Con il tempo. Inizialmente li vendeva nei mercatini, poi nelle fiere fino ad aprire il primo negozio a Urbino. Altri punti vendita li ha avviati in città d’arte come Firenze e soprattutto Roma, che è stato il negozio che ha dato visibilità nel mondo alle creazioni di Bartolucci.
Realizzavate solo pinocchi?
In un primo momento si, in seguito abbiamo iniziato a produrre anche oggetti decorativi per bambini. È tutto fatto a mano in legno, sono prodotti artigianali.
Poi c’è stata la svolta?
Si, pian piano siamo diventati famosi in tutto il mondo. Ci sono circa 150 negozi che vendono le nostre creazioni. Comprano in Italia per poi rivenderle nel loro paese.
Come mai si è arrivati alla chiusura dell’azienda?
Purtroppo, facendo numerosi investimenti siamo arrivati al primo lockdown nel 2020 con dei mutui aperti e zero risorse. Il lockdown ci ha dato una bella mazzata.
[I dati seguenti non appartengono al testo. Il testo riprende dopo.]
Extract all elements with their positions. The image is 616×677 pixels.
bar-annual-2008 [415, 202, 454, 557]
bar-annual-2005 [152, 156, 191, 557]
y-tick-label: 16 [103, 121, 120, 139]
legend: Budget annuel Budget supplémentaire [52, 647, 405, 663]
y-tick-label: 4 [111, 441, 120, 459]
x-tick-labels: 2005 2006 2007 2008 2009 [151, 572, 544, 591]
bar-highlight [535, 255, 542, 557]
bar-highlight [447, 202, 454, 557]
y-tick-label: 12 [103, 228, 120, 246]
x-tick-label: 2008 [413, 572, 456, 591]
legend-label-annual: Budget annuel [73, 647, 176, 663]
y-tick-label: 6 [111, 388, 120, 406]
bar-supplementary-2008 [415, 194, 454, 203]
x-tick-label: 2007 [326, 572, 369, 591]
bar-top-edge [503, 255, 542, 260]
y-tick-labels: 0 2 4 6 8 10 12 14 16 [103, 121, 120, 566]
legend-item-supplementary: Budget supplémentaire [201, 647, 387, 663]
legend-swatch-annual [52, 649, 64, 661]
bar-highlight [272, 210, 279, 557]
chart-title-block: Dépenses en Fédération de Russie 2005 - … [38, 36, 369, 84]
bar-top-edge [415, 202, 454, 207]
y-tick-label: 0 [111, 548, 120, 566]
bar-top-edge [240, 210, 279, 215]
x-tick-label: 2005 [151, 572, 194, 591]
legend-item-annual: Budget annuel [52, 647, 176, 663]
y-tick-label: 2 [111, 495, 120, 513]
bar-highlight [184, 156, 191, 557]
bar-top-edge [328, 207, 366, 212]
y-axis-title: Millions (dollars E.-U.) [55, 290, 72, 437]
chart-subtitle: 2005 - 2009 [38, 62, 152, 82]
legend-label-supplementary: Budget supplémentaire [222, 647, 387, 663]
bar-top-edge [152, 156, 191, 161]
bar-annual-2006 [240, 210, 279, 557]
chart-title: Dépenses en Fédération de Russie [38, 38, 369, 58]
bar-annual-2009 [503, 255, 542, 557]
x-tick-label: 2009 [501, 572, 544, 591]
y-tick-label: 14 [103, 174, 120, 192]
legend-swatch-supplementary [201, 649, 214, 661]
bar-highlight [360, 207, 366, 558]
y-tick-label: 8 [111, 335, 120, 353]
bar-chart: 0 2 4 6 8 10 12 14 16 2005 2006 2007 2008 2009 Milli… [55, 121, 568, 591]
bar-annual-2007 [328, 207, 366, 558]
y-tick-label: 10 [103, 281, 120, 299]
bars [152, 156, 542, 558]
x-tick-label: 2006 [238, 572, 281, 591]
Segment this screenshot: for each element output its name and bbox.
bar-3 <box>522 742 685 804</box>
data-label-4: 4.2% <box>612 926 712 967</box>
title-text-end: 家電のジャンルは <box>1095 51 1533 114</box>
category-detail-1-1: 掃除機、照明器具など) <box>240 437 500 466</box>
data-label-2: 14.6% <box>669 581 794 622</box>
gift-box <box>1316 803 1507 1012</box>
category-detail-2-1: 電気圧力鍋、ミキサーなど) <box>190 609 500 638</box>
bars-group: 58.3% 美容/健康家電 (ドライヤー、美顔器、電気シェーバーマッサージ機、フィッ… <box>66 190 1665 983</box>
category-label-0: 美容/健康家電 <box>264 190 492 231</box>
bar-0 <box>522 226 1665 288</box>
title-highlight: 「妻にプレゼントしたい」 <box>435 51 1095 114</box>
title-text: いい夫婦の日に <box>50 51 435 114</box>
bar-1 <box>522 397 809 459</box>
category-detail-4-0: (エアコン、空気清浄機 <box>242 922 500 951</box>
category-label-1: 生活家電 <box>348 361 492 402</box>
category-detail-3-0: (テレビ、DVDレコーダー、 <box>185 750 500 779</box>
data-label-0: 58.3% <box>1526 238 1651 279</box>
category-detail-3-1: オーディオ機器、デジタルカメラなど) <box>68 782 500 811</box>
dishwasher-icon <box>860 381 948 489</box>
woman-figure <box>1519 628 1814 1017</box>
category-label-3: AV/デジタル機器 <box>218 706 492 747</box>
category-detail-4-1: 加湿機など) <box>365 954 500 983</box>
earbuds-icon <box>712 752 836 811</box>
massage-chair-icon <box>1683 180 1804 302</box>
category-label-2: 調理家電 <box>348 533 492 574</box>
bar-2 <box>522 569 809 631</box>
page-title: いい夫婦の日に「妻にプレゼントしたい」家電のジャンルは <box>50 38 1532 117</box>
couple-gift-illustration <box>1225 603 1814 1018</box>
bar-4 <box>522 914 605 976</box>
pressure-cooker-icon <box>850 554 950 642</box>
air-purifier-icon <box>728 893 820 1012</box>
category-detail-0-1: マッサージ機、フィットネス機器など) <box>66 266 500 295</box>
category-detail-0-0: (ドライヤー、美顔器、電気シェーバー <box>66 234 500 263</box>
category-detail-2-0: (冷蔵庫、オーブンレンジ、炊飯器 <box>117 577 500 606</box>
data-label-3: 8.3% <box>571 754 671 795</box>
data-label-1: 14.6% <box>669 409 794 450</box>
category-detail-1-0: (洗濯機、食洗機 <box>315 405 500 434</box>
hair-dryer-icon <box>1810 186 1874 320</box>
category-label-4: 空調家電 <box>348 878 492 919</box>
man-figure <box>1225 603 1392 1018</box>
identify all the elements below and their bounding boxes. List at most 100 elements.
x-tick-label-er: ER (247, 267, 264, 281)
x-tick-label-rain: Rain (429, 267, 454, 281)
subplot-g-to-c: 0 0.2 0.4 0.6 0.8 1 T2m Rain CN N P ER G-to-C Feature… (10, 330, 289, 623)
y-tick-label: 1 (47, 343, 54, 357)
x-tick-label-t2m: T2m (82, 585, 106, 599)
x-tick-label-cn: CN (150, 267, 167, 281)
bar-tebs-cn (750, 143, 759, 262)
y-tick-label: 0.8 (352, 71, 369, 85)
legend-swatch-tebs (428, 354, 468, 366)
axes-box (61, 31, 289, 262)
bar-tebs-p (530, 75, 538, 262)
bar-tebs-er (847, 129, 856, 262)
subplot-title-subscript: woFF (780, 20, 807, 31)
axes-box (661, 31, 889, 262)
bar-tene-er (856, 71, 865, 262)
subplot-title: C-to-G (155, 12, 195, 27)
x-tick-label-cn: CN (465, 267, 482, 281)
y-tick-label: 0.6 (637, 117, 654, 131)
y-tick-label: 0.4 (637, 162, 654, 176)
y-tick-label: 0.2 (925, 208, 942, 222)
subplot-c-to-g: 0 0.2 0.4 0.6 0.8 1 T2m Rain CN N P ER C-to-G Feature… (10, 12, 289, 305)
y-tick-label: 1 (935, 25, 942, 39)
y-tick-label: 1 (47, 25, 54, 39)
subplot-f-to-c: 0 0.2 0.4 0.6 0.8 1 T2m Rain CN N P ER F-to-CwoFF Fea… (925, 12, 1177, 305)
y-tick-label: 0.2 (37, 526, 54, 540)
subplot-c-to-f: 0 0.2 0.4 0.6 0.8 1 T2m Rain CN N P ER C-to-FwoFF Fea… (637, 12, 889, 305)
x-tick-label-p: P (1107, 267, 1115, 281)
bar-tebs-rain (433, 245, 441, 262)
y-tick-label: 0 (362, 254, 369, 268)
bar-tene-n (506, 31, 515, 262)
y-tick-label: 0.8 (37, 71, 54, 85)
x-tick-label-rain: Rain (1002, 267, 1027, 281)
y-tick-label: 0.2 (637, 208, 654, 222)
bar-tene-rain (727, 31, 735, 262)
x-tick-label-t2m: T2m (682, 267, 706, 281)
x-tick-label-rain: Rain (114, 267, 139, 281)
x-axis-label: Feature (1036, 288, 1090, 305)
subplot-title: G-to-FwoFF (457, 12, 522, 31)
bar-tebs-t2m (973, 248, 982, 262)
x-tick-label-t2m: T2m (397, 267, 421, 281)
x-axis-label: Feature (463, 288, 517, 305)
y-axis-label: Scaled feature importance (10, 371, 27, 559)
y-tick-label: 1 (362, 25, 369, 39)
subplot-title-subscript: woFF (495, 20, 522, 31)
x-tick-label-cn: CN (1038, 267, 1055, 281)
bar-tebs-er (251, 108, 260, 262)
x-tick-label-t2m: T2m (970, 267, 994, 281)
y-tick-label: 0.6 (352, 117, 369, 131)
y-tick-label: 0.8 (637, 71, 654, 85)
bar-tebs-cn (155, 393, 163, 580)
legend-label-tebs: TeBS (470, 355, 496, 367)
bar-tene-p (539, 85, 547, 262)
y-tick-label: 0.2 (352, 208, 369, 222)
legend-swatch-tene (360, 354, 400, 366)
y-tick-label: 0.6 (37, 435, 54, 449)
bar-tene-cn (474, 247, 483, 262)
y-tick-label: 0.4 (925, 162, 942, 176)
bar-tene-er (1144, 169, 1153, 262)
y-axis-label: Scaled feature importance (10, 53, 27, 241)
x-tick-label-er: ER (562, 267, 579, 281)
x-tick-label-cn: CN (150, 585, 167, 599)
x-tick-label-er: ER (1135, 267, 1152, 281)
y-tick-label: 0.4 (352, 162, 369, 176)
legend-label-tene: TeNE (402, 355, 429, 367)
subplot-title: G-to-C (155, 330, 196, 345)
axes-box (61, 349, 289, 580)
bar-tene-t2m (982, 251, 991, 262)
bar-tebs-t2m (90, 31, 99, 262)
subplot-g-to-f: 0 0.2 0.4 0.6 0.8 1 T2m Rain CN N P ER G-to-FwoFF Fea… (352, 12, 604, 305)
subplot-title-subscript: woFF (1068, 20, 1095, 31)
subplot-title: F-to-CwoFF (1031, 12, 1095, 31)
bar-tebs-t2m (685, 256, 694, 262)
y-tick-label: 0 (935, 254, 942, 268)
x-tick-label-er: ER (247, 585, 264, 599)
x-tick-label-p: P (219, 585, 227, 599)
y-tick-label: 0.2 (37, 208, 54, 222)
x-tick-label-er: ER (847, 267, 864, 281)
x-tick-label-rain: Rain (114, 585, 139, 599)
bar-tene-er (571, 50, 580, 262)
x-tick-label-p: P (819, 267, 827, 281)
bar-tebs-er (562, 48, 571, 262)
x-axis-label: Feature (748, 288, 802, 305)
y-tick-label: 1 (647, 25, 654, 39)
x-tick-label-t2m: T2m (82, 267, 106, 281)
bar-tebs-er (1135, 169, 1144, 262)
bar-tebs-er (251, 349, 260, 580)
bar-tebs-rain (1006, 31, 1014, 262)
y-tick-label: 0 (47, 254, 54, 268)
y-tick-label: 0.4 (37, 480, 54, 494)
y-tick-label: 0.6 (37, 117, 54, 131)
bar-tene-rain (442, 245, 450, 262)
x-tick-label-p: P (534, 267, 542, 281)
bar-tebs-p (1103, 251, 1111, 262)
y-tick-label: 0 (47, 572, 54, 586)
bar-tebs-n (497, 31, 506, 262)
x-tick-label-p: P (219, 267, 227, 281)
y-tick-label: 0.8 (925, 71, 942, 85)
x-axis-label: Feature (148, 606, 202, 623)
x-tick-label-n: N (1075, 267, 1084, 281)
In più erano mesi che il turismo non c’era, e non è decollato neanche dopo. All’inizio di quest’anno quando hanno tolto la moratoria sui mutui e siamo falliti.
Voi dipendenti come avete affrontato quel periodo?
Siamo stati in cassa integrazione per alcuni mesi, poi alla fine del lockdown abbiamo ripreso l’attività, anche se non c’era nessuno.
Le vendite scarseggiavano?
Di più, il fatturato è calato dell’87%, sia nei punti vendita che nello shop online.
Non c’è nessuno che si è proposto come acquirente?
In quest’ultimo anno abbiamo sperato che qualcuno investisse su di noi. C’era un’azienda cinese, nostra cliente, che sembrava essere interessata anche se proprio alla fine ha preferito fare un passo indietro. La proprietà in caso di acquisto sarebbe passata di mano, mentre la produzione sarebbe rimasta un made in Italy artigianale.
Cosa accadrà adesso?
La Bartolucci dopo la chiusura non ci sarà più, quindi dovremmo trovare un altro lavoro. Avremmo anche potuto chiudere prima, ma ci abbiamo creduto fino alla fine. La speranza è sempre l’ultima a morire. Anzi, avremmo bisogno di una magia della Fata Turchina.
I proprietari dell’azienda cosa dicono?
Sono molto dispiaciuti, noi siamo una grande famiglia. Francesco Bartolucci, il titolare, è nella produzione. Lavora insieme agli operai venti ore al giorno dalla mattina fino alla notte. Termina veramente un'epoca. Noi abbiamo attraversato cinquant'anni della storia italiana.